Korine Powers, ’12, spent her summer becoming intimate with serial killers.

A double major in English and philosophy, Powers became interested in the audience’s reaction to, and relationship with, fictional serial killers after she took classes about vampires and Hitchcock films with professors Nathan Snaza and Abigail Cheever.

She was particularly interested in cases where the serial killer moved from antagonist to protagonist, she says. This shift in the role of the serial killer in the social context was the core of Powers’ research, as well as the male-driven violence and eroticism represented in the serial killer “that may go so far as to blur the boundaries between violence and romance.”

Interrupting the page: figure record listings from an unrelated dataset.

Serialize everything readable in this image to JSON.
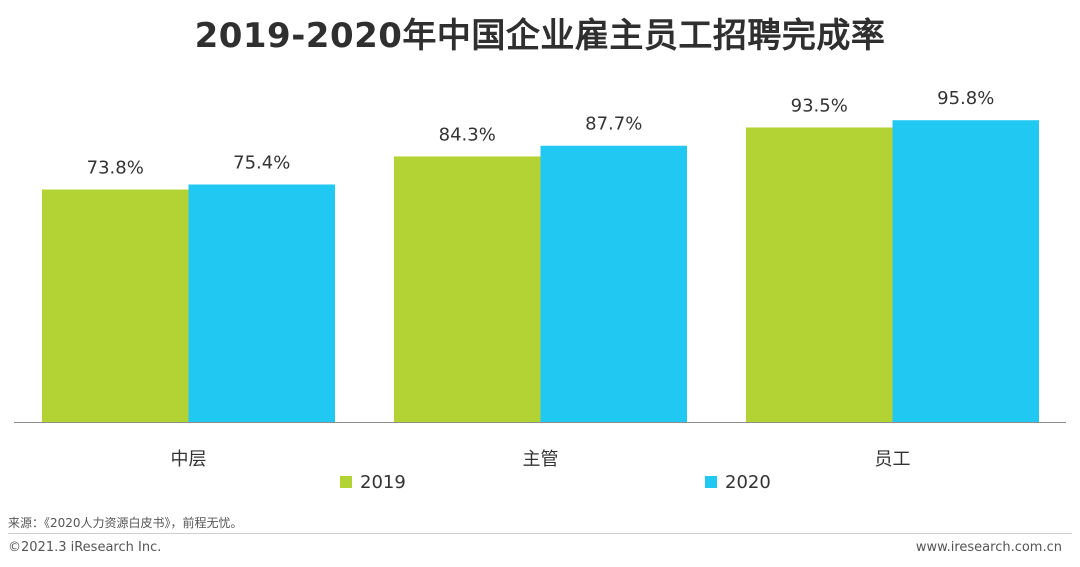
{
  "title": "2019-2020年中国企业雇主员工招聘完成率",
  "chart_data": {
    "type": "bar",
    "categories": [
      "中层",
      "主管",
      "员工"
    ],
    "series": [
      {
        "name": "2019",
        "values": [
          73.8,
          84.3,
          93.5
        ],
        "labels": [
          "73.8%",
          "84.3%",
          "93.5%"
        ],
        "color": "#b3d334"
      },
      {
        "name": "2020",
        "values": [
          75.4,
          87.7,
          95.8
        ],
        "labels": [
          "75.4%",
          "87.7%",
          "95.8%"
        ],
        "color": "#21c8f2"
      }
    ],
    "ylim": [
      0,
      100
    ],
    "grid": false,
    "legend_position": "bottom"
  },
  "footer": {
    "source": "来源：《2020人力资源白皮书》，前程无忧。",
    "copyright": "©2021.3 iResearch Inc.",
    "website": "www.iresearch.com.cn"
  }
}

“Serial killers have been featured in several novels and films, but their motives, characters, and roles have changed,” she says. “The eroticism of the serial killer changes with this re-identification and, in the process, the violent-lust model is complicated with emotions like love.”

Powers researched the serial killer and reader/viewer relationship in works of film and fiction. Regardless of whether the audience can connect with the serial killer, Powers says that there is no doubt that the character has a particular powerful hold on the viewer’s attentions and imagination.

“In my vampires class, I was fascinated to see this enormous trajectory where we moved from a villainous character like Dracula, who is clearly an antagonist, to Edward Cullen who is this love interest,” she says. “It is the same with the serial killer. Recent popular fictions like the Dexter series or American Psycho, present the character in a sympathetic light that changes the audience’s perspective of the serial killer.”

As Powers puts it, a subtle yet effective trick played in cinematography is turning the focus on the serial killer — either through a detective or point of view. Shedding light on circumstances such as childhood trauma allows the audience to develop compassion for him.

“The moment you make a killer into a victim — and especially if you spend a lot of time knowing the character — it seems to always direct a kind of sympathy,” she says. “The audience might think that the tragic back story is enough in some way to forgive the serial killer and they try negotiating with themselves.”

Powers says that her own love of reading allowed her to realize that books and films influence the way she perceives people.

“I wanted to be more aware of what people think, how people think, and how to frame my own thoughts in a way that made them clear to other people,” she says. “Being a better thinker and a better writer seemed like the kind of skills that would benefit me no matter what I ended up doing after I graduate.”